One alternative would be allowing states to collect information that is not already collected under the federal law, MedPAC suggested.
Conflicts Of Interest In Physician-Owned Hospitals
MedPAC is also considering ways to gather more information about the growing number of physician-owned specialty hospitals and Medicare-supported ambulatory surgical centers. Physician-owned specialty hospitals more than tripled from 2002 to 2008.

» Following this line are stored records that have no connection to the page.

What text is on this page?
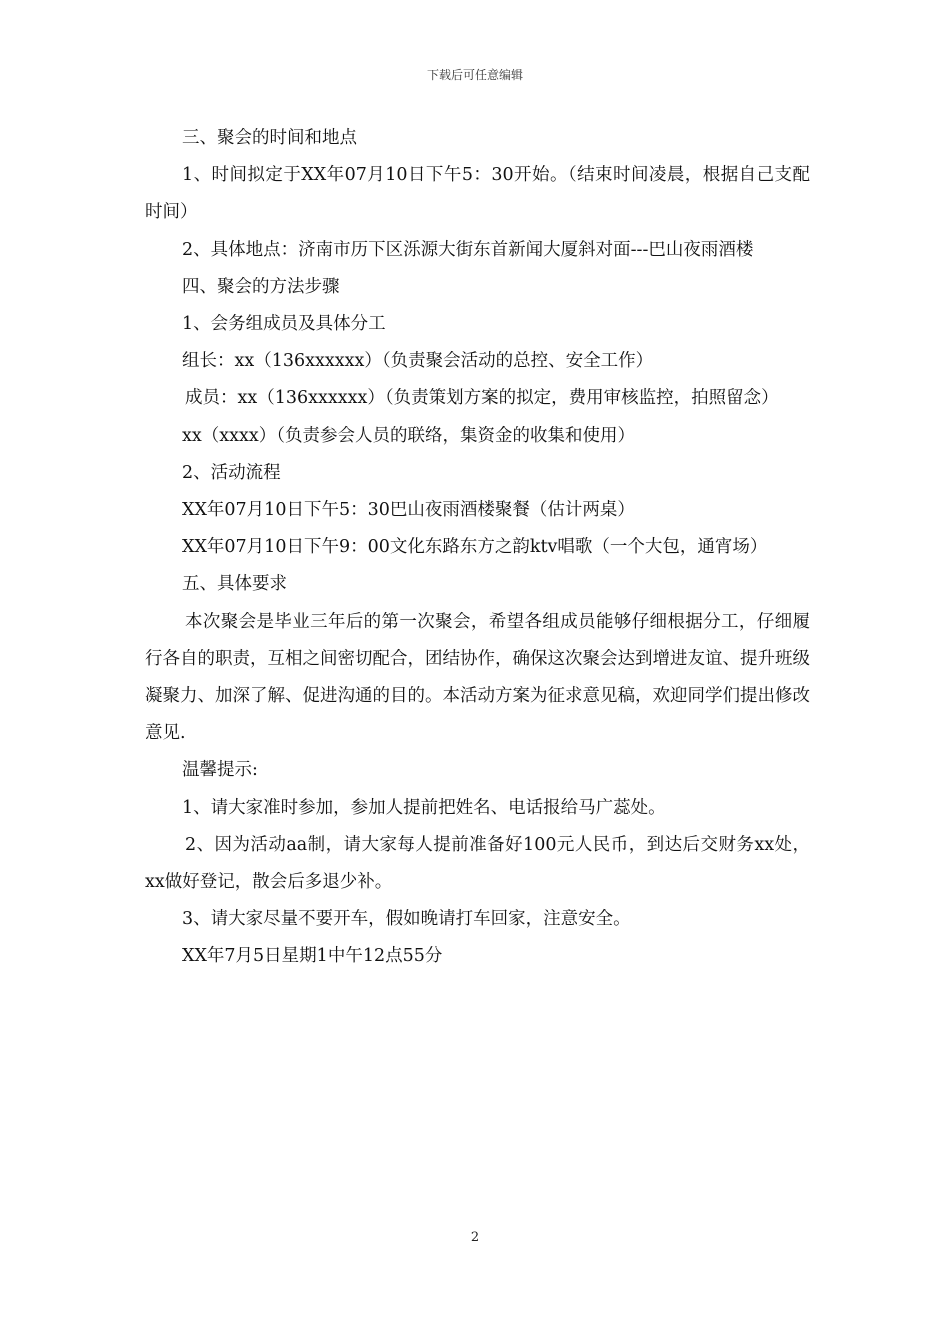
下载后可任意编辑

三、聚会的时间和地点

1、时间拟定于XX年07月10日下午5：30开始。（结束时间凌晨，根据自己支配时间）

2、具体地点：济南市历下区泺源大街东首新闻大厦斜对面---巴山夜雨酒楼

四、聚会的方法步骤

1、会务组成员及具体分工

组长：xx（136xxxxxx）（负责聚会活动的总控、安全工作）

成员：xx（136xxxxxx）（负责策划方案的拟定，费用审核监控，拍照留念）

xx（xxxx）（负责参会人员的联络，集资金的收集和使用）

2、活动流程

XX年07月10日下午5：30巴山夜雨酒楼聚餐（估计两桌）

XX年07月10日下午9：00文化东路东方之韵ktv唱歌（一个大包，通宵场）

五、具体要求

本次聚会是毕业三年后的第一次聚会，希望各组成员能够仔细根据分工，仔细履行各自的职责，互相之间密切配合，团结协作，确保这次聚会达到增进友谊、提升班级凝聚力、加深了解、促进沟通的目的。本活动方案为征求意见稿，欢迎同学们提出修改意见.

温馨提示:

1、请大家准时参加，参加人提前把姓名、电话报给马广蕊处。

2、因为活动aa制，请大家每人提前准备好100元人民币，到达后交财务xx处，xx做好登记，散会后多退少补。

3、请大家尽量不要开车，假如晚请打车回家，注意安全。

XX年7月5日星期1中午12点55分

2
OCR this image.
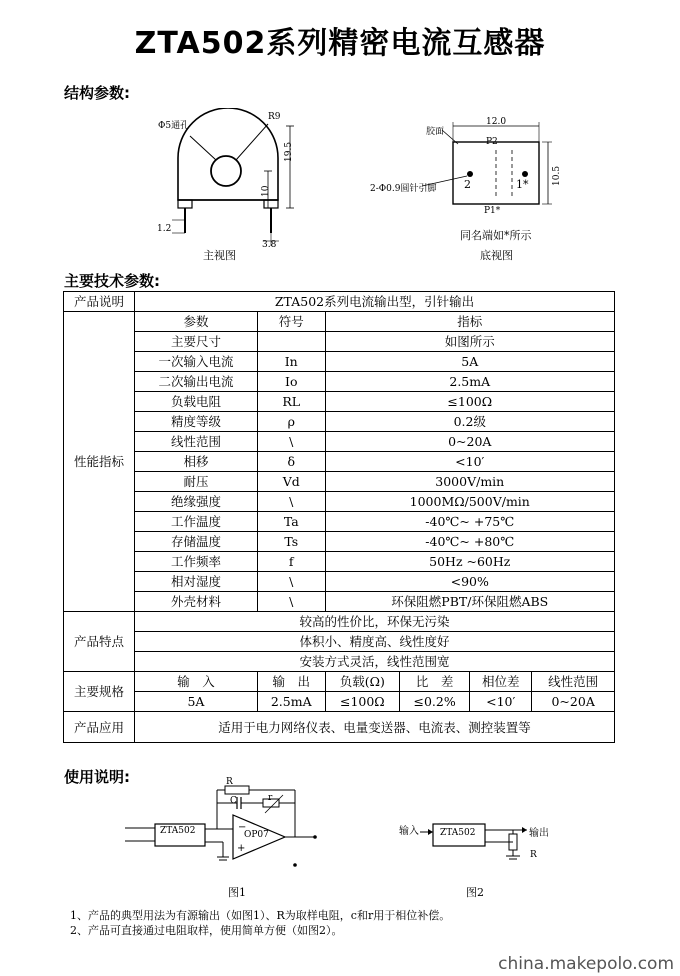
ZTA502系列精密电流互感器
结构参数:
Φ5通孔
R9
19.5
10
1.2
3.8
主视图
胶面
12.0
P2
10.5
2-Φ0.9圆针引脚	2	1*
P1*
同名端如*所示
底视图
主要技术参数:
产品说明	ZTA502系列电流输出型，引针输出					
性能指标	参数	符号	指标			
	主要尺寸		如图所示			
	一次输入电流	In	5A			
	二次输出电流	Io	2.5mA			
	负载电阻	RL	≤100Ω			
	精度等级	ρ	0.2级			
	线性范围	\	0~20A			
	相移	δ	<10′			
	耐压	Vd	3000V/min			
	绝缘强度	\	1000MΩ/500V/min			
	工作温度	Ta	-40℃~ +75℃			
	存储温度	Ts	-40℃~ +80℃			
	工作频率	f	50Hz ~60Hz			
	相对湿度	\	<90%			
	外壳材料	\	环保阻燃PBT/环保阻燃ABS			
产品特点	较高的性价比，环保无污染					
	体积小、精度高、线性度好					
	安装方式灵活，线性范围宽					
主要规格	输　入	输　出	负载(Ω)	比　差	相位差	线性范围
	5A	2.5mA	≤100Ω	≤0.2%	<10′	0~20A
产品应用	适用于电力网络仪表、电量变送器、电流表、测控装置等					
使用说明:
ZTA502	OP07
−
+
R
C	r
图1
输入 ZTA502	输出
R
图2
1、产品的典型用法为有源输出（如图1）、R为取样电阻，c和r用于相位补偿。
2、产品可直接通过电阻取样，使用简单方便（如图2）。
china.makepolo.com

Payers and researchers say it is difficult to obtain information on financial relationships in these facilities, and some research suggests these arrangements between hospitals and physicians increase the volume of certain procedures without improving patient care (3"The Gray Sheet" March 12, 2007, p. 9).
Hospitals and ASCs enrolled in Medicare already report individuals who own 5% or more of the facility, but the data is not publicly available. Congress could require all hospitals and ASCs to report all physician owners to CMS for public posting, MedPAC suggested.